Env Rollout

Question

Env Rollout

Closed this issue 3 years ago · 2 comments

Hi,

Thanks for your contribution, and I am interested in this work. I read the code for a while but could not successfully roll out a JSSP instance using this env.

I appreciate it if you can provide a simple code snippet to show how to use this env to rollout an instance with random action.

Best regards,
Cong

Answer 1 · 2022-01-07T02:07:01.000Z

Hi Cong,

I read your paper Learning to Dispatch for Job Shop Scheduling via Deep Reinforcement Learning, and it is an excellent contribution to this CO+RL field.

The simulator's transition function is designed to support two types of MDP transitions explained in section 3.2/3 of Learning to schedule job-shop problems: Representation and policy learning using graph neural network and reinforcement learning .
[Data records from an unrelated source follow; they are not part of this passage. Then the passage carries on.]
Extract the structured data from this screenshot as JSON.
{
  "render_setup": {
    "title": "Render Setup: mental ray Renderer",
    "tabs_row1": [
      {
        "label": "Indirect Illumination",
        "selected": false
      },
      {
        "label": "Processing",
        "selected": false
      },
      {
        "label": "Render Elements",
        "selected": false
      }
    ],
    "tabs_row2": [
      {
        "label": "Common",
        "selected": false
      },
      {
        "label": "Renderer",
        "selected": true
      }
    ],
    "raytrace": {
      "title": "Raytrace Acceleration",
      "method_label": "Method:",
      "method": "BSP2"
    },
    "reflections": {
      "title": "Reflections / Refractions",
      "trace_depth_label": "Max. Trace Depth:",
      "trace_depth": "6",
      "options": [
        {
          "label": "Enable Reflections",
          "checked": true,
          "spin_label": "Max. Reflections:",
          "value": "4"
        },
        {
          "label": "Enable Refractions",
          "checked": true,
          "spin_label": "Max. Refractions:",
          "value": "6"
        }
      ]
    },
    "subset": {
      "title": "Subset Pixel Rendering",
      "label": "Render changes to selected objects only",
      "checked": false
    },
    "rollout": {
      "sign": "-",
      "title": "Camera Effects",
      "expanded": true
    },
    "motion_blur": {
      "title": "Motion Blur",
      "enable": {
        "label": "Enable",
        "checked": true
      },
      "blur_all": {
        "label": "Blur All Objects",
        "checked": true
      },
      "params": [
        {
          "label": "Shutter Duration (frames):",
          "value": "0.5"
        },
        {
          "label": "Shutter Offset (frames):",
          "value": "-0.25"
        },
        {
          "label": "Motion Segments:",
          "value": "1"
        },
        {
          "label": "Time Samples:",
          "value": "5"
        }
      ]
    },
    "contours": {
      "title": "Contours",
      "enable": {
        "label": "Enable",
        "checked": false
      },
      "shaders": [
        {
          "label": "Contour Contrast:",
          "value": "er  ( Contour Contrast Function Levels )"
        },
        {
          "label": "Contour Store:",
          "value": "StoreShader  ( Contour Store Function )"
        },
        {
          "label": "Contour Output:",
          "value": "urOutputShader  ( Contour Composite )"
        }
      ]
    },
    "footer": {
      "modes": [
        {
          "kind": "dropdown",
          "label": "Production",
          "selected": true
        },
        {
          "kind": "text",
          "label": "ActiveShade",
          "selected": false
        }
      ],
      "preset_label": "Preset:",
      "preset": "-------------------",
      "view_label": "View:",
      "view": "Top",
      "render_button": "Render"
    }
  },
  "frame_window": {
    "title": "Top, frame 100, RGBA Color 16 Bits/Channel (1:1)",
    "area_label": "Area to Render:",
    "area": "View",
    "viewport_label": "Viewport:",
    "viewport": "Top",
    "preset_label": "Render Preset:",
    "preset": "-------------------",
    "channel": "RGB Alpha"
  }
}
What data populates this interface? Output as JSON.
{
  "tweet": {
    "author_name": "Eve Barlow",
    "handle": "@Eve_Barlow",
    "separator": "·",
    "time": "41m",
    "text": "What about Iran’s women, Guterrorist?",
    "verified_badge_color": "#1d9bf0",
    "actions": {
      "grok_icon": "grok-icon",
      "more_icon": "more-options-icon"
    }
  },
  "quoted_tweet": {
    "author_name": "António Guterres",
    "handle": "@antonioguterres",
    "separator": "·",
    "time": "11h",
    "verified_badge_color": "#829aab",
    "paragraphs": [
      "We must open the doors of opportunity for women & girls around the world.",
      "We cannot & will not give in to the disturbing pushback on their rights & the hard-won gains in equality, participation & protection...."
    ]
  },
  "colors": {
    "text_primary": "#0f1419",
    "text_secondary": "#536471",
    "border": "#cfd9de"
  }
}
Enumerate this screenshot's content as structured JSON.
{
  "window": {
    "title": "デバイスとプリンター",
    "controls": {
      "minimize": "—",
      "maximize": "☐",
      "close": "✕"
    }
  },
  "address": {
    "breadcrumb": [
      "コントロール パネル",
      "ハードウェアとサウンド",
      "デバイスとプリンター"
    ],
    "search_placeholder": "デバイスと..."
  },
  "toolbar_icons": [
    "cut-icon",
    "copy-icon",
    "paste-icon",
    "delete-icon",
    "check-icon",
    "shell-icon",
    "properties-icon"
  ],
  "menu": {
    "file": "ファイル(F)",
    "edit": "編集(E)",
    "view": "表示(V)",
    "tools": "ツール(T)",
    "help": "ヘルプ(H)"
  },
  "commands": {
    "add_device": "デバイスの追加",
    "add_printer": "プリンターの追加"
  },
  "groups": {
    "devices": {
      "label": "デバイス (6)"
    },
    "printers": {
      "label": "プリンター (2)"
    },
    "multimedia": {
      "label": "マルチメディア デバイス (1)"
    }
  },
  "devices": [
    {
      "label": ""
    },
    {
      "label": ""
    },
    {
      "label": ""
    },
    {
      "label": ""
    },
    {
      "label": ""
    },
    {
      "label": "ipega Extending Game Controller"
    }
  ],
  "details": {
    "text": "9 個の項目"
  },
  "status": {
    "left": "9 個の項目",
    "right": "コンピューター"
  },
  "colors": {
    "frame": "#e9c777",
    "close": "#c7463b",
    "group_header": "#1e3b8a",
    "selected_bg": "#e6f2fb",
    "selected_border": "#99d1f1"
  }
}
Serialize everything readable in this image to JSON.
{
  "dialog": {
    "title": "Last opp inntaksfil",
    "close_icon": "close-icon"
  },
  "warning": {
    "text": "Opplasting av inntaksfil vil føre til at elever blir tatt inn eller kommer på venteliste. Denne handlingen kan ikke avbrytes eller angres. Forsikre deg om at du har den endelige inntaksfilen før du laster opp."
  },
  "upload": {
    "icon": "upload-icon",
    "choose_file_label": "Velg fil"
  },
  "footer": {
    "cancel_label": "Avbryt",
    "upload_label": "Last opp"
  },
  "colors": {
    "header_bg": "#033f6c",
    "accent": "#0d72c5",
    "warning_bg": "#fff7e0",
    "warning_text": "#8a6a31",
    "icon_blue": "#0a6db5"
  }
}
The first and second snippets simulate the MDP of 3.2 and 3.3, respectively.

sim = FT06()
T_max = 100000

done = False
while True:
    _, _, done = sim.observe()
    if done:
        break
    
    for m in sim.machine_manager.get_machines():
        if m.available():
            sim.transit() # assign random action (operation)
            _, r, _ = sim.observe()

    sim.global_time += 1
    sim.machine_manager.do_processing(sim.global_time)
print(sim.global_time)

sim = FT06()
while True:
    available_m_ids, aggregated_reward, done = sim.flush_trivial_ops()
    if done:
        break
    
    for i, m_id in enumerate(available_m_ids):
        sim.transit() # assign random action (operation)
    
print(sim.global_time)

I hope this can answer your question.

Sincerely,
Junyoung

Answer 2 · 2022-01-07T02:31:16.000Z

Congratulation on your IJPR paper, nicely done!

Thank you for your codes, they are helpful. I figured out a rollout myself a while ago by reading your code. Here is my rollout fn corresponding to your efficient MDP formulation (section 3.3),

def rollout(s, verbose=True):
    s.reset()
    done = False
    while True:
        do_op_dict = s.get_doable_ops_in_dict()
        all_machine_work = False if bool(do_op_dict) else True

        if all_machine_work:  # all machines are on processing. keep process!
            s.process_one_time()
        else:  # some of machine has possibly trivial action. the others not.
            _, _, done, _ = s.flush_trivial_ops(reward='makespan')  # flush the trivial action
            if done:
                break  # env rollout finish due to trivial action flush
            g, r, done = s.observe(return_doable=True)
            s.transit()
        if done:
            break  # env rollout finish due to transition
    if verbose:
        print('All job finished, makespan={}.'.format(s.global_time))

s = Simulator(6, 6, verbose=False)
rollout(s)

which gives the same makespan as your example.

Compared with your example, I found some redundant codes in my function. Your code provides me a better understanding of the environment, thanks a lot!